A common sentiment seems to be that while this is better than the alternative-a victory for Syrzia-the anti austerity radical leftist party-it still has hardly solved it all. A lasting solution is still far from off.
From my standpoint I have mixed feelings about it. If I were Greek I'd have voted for Syrzia as I'd be sick of austerity. Whether or not that would have been a better solution for the Greeks is debatable-it seems to be both solutions offer lots of pain in the short term. The plus side of Syrzia is that at least the Greek people could feel that they've taken matters back into their own hands rather than being at the beck and call of Germany.
Then too, it's arguable that if Greece had left it would have been to their longer term benefit in the same way that Argentina benefited from leaving the dollar in 2002.
So I'm not sure that this is the best choice for the Greek people themselves. though both choices are far from glamorous. While Morgan Warstler over at Money Illusion was having orgasms over the Greeks "bending" the political will for austerity in Greece is even more fractured now. Even if Syrzia did not win a majority they were close-over 27% against 29% for the conservative Free Democracy party; FD only has the power through a coalition with the pro austerity Socialist party who got just 12%.
With a major presence in parliament Syrzia will have a good deal of ability to make things difficult in Congress. These austerity votes have already been getting very tough-as we saw by for example former Socialist Prime Minster Papendreou's resignation last year. It will only be harder now. Free Democracy hardly has an austerity mandate. In the end to the extent you fully trust the vote the Greek people chose very narrowly to remain in the euro-they basically want to stay on the euro without austerity.
You wonder if in the future the EU will give them some ability even to spread it out more-I heard a proposal is that maybe austerity will be allowed to pursued a little differently in the future. In any case this is still far from a comprehensive solution which is why the market is dragging.
"A relief rally that gathered steam on Monday lasted less than an hour in Europe as investors weighed a Greek election result seen as reducing the risk of a euro exit against concerns over Spain's high levels of debt."
"Analysts told CNBC.com the collapse of the relief rally was hardly a surprise, and blamed at least four different factors. They singled one out in particular: lack of leadership in Europe."
"While it was widely acknowledged that markets remained concerned about Spain and the size of a bailout its banking system might need, the threat of contagion to Italy and Greece’s ability to form a government and keep to its bailout commitments, it was the lack of decisive action by European leaders that was blamed overall."
" Unfortunately [the Greek election] news yesterday was better than the alternative, but was nowhere close to an actual solution to Greece and to the euro zone as a whole,” said Neel Kashkari, head of global equities at Pimco on CNBC’s “Squawk Box.” “I’m afraid we’re going to continue to see half measures…but probably nothing to actually quell the crisis once and for all. We’ve seen two years of extreme volatility; it’s likely to see extreme volatility for the near future.”

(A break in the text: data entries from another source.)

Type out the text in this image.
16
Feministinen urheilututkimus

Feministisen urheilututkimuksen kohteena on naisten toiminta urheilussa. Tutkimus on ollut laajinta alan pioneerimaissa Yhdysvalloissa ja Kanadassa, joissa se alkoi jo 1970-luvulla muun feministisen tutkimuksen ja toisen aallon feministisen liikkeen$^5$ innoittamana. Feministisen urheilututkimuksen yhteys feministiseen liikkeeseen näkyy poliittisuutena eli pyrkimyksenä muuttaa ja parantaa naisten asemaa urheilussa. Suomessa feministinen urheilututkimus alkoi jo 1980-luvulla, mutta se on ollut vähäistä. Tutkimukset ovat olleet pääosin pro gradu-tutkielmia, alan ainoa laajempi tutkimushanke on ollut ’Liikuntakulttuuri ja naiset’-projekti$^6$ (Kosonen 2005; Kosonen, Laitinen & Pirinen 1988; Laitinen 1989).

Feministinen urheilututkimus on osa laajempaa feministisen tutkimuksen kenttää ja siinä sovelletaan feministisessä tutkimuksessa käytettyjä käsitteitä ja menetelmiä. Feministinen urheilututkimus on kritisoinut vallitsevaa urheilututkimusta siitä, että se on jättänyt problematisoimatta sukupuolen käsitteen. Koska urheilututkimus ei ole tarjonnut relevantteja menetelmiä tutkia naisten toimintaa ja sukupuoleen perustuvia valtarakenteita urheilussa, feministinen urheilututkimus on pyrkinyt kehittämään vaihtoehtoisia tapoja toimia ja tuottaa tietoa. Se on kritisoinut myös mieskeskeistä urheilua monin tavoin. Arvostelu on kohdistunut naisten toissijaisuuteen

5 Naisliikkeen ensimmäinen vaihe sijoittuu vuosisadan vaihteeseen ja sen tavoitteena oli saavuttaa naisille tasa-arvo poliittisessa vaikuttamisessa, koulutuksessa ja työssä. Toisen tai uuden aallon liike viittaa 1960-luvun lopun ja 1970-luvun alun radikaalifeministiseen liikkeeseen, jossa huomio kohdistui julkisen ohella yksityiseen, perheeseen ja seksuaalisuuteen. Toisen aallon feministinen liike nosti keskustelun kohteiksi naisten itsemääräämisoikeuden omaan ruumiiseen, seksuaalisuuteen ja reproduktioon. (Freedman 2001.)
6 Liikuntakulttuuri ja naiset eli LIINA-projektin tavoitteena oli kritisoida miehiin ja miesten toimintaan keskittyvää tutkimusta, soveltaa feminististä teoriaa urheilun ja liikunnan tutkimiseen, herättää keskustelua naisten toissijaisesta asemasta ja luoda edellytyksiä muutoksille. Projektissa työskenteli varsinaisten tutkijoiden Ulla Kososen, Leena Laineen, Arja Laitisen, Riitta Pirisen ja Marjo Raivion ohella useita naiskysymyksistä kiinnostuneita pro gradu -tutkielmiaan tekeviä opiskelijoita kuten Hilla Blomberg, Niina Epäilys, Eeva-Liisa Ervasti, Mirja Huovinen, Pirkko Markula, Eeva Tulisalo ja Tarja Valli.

The main thing the election hopefully accomplished was slowing down the withdrawal from Greek banks. Again, I'm not necessarily a fan of the outcome-from the standpoint of the Greek people themselves-yet it may be beneficial in the long term for the US-and so for President Obama's re-election hopes. That's why I was sort of divided going in. It may be that the EU and Germany will have to temper anyway with France driving the bus for more pro growth policies.
Ironically the market selloff actually has started to mitigate now due to good US news:
"Stocks pared most of their early losses Monday after homebuilder sentiment rose to its highest level in five years and following Greek election results over the weekend, but worries over Spain continued to keep investors on edge."
Ironic that what caused this whole mess now seems to finally be showing some signs of repair-the US housing market. The problem is Europe at this point. If they can in some way prevent the barn from being totally emptied the US left to itself can probably pull through. The question is can we pull through if it is totally emptied? It's for this reason that investors are again looking to the Fed for solutions.
Many feel that it's the Fed not Greece that needs to boost the euro this week.